En contrepartie, Microsoft a obtenu la suppression d’une clause, qui permettait à OpenAI de lui couper l’accès à ses technologies quand sera atteinte une intelligence artificielle générale, capable d’apprendre n’importe quelle tâche. Désormais, le groupe conservera sa licence d’utilisation au moins jusqu’en 2032. Autre compromis: les modalités financières. Il percevra toujours 20% des recettes de son partenaire, mais ces versements sont maintenant limités dans le temps – jusqu’en 2030 – et plafonnés. Par ailleurs, il n’aura plus à payer pour proposer les modèles d’OpenAI sur son cloud Azure.
L’électrochoc de Microsoft
C’est la deuxième fois en six mois que les deux entreprises révisent les termes de leur accord scellé en 2019. Une alliance longtemps mutuellement bénéfique. OpenAI y a trouvé les liquidités (15 milliards de dollars en tout) et la puissance de calcul indispensables à l’entraînement de ses grands modèles de langage. Microsoft s’est, lui, assuré une part des revenus, puis des profits potentiels, tout en obtenant la distribution exclusive des API – permettant d’intégrer des modèles d’IA dans des applications – sur Azure. Un avantage commercial d’envergure face à AWS et Google Cloud.

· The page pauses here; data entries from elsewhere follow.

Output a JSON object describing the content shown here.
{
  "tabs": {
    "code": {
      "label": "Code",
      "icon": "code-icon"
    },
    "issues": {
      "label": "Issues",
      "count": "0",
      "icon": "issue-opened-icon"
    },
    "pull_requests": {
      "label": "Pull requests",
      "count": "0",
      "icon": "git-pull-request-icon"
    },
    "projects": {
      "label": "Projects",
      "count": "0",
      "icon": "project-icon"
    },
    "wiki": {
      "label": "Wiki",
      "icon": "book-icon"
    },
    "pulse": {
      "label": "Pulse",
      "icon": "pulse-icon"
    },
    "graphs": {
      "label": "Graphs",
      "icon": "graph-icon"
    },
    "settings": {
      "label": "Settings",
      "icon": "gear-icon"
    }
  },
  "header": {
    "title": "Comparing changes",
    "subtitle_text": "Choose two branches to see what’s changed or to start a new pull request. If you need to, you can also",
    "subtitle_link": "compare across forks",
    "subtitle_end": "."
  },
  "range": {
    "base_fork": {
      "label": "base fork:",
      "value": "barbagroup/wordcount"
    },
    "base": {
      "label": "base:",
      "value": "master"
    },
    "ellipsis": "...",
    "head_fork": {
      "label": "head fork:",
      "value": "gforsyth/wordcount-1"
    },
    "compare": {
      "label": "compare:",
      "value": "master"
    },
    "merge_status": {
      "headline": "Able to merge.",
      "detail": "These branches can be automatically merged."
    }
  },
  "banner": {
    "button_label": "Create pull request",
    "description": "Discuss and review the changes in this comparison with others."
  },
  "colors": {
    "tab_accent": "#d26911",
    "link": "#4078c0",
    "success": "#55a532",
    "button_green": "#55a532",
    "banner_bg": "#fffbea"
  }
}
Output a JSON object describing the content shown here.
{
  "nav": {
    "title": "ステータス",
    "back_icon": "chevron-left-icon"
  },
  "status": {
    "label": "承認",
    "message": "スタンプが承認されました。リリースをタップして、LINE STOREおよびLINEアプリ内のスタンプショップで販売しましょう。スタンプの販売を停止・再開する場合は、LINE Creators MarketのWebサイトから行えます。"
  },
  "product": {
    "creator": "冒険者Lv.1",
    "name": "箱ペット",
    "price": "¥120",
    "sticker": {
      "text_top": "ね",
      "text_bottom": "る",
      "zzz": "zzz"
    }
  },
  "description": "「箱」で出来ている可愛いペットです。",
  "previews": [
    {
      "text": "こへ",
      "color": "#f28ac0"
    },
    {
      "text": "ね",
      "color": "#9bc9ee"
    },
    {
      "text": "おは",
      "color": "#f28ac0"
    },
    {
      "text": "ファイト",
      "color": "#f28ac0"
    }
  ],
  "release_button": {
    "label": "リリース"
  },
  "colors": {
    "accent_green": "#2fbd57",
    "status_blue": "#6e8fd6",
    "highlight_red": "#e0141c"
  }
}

Le tournant intervient en novembre 2023, lorsque le conseil d’administration d’OpenAI renvoie abruptement Sam Altman, lui reprochant de s’être lancé dans une course effrénée vers l’IA générale, en négligeant les risques. Si le patron évincé est rapidement réinstallé à son poste, cet épisode constitue un électrochoc pour Microsoft, qui prend conscience de sa dangereuse dépendance envers la start-up. La société lance alors une nouvelle division dédiée à l’IA. Et elle refuse d’investir davantage dans OpenAI, l’obligeant à trouver de nouvelles sources de financements.

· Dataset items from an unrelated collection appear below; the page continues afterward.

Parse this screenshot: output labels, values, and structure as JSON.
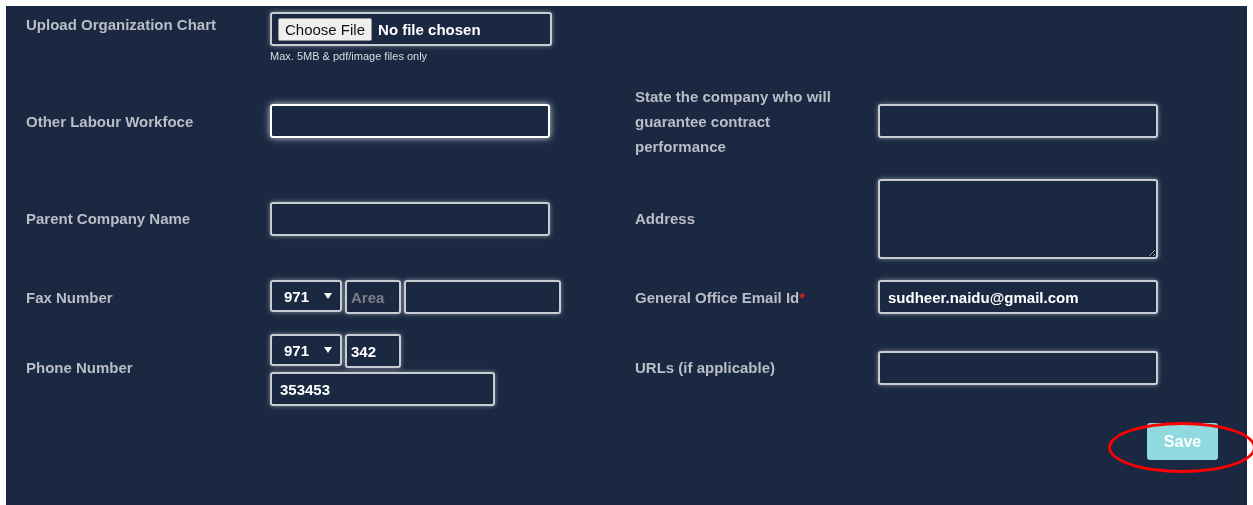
{
  "upload": {
    "label": "Upload Organization Chart",
    "button": "Choose File",
    "status": "No file chosen",
    "hint": "Max. 5MB & pdf/image files only"
  },
  "rows": [
    {
      "left": {
        "kind": "text",
        "label": "Other Labour Workfoce",
        "focused": true
      },
      "right": {
        "kind": "text",
        "label": "State the company who will guarantee contract performance",
        "focused": false
      }
    },
    {
      "left": {
        "kind": "text",
        "label": "Parent Company Name",
        "focused": false
      },
      "right": {
        "kind": "textarea",
        "label": "Address",
        "focused": false
      }
    },
    {
      "left": {
        "kind": "fax",
        "label": "Fax Number",
        "code": "971",
        "area_placeholder": "Area"
      },
      "right": {
        "kind": "text",
        "label": "General Office Email Id",
        "required_mark": "*",
        "value": "sudheer.naidu@gmail.com",
        "focused": false
      }
    },
    {
      "left": {
        "kind": "phone",
        "label": "Phone Number",
        "code": "971",
        "area": "342",
        "number": "353453"
      },
      "right": {
        "kind": "text",
        "label": "URLs (if applicable)",
        "focused": false
      }
    }
  ],
  "save": {
    "label": "Save",
    "circled": true
  }
}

Fin de l’exclusivité pour l’entraînement
Sans trop de difficultés, la start-up parvient à lever près de 50 milliards de dollars, notamment auprès du conglomérat japonais Softbank. Mais elle s’engage aussi auprès de ses nouveaux investisseurs à abandonner son statut à but lucratif plafonné – faute de quoi, elle aurait dû rembourser ces sommes. Cette transformation nécessite l’aval de Microsoft. Les négociations s’éternisent, alimentant les tensions croissantes entre les deux partenaires. Un accord est finalement trouvé fin 2025, permettant notamment à Microsoft de récupérer 27% du capital de la nouvelle entité juridique.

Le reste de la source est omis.